Cuando se trate de traslados entre departamentos, distritos o municipios certificados se requerirá, además del acto administrativo debidamente motivado, un convenio interadministrativo entre las entidades territoriales.

Las solicitudes de traslados y las permutas procederán estrictamente de acuerdo con las necesidades del servicio y no podrán afectarse con ellos la composición de las plantas de personal de las entidades territoriales” (negrillas por fuera del texto original).

Como lo ha señalado esta Corte (1) , que el inciso tercero de esta norma condicione la procedencia de los traslados y de las permutas a las necesidades del servicio, se encuentra justificado, ya que, de acuerdo con la Constitución, en las colisiones que se pueden presentar entre los derechos de los niños a la educación y los derechos de los docentes, en principio, deben primar los derechos de los educandos (2) .

En ejercicio de las facultades conferidas por el artículo 111 de la Ley 715 de 2001, el gobierno nacional expidió el Decreto 1278 de 2002, “por el cual se expide el estatuto profesional docente”. En lo que resulta relevante para efectos de la materia que aquí se trata, el señalado decreto dispuso:

“ART. 53.—Modalidades de traslado.
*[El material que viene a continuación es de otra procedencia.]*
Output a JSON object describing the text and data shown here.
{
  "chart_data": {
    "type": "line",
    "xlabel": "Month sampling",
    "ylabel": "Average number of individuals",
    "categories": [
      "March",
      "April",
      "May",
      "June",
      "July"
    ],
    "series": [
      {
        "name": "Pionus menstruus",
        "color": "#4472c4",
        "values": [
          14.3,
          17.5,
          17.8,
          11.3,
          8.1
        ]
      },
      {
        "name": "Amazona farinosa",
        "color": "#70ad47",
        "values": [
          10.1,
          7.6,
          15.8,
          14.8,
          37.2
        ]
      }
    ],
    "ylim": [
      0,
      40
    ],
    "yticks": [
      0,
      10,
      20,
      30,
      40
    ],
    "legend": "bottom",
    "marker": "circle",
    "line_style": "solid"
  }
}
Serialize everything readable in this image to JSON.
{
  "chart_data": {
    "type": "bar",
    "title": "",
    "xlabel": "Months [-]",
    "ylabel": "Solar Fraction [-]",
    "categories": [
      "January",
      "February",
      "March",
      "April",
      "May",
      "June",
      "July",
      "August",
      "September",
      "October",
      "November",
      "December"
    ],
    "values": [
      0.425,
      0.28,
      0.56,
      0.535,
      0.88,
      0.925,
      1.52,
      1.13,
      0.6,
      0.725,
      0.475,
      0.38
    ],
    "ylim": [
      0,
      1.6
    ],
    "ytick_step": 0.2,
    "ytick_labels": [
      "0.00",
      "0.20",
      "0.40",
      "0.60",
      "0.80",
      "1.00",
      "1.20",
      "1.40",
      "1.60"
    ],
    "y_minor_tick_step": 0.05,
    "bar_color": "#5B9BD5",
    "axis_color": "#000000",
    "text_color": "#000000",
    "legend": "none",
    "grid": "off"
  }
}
Los traslados proceden:

a) Discrecionalmente por la autoridad competente, cuando para la debida prestación del servicio se requiera el traslado de un docente o directivo docente dentro del mismo distrito o municipio, o dentro del mismo departamento cuando se trate de municipios no certificados, con el fin de garantizar un servicio continuo, eficaz y eficiente;

b) Por razones de seguridad debidamente comprobadas;

c) Por solicitud propia.

PAR.—El Gobierno Nacional reglamentará las modalidades de traslado y las condiciones para hacerlas efectivas, teniendo en cuenta que los traslados prevalecerán sobre los listados de elegibles del concurso dentro de la respectiva entidad territorial certificada; que deben responder a criterios de igualdad, transparencia, objetividad y méritos tanto en relación con sus condiciones de ingreso al servicio y a la carrera docente, como en el desempeño de sus funciones y en las evaluaciones de competencias; y que el traslado por razones de seguridad debe prevalecer sobre cualquier otra modalidad de provisión de los empleos de carrera docente” (negrillas por fuera del texto original).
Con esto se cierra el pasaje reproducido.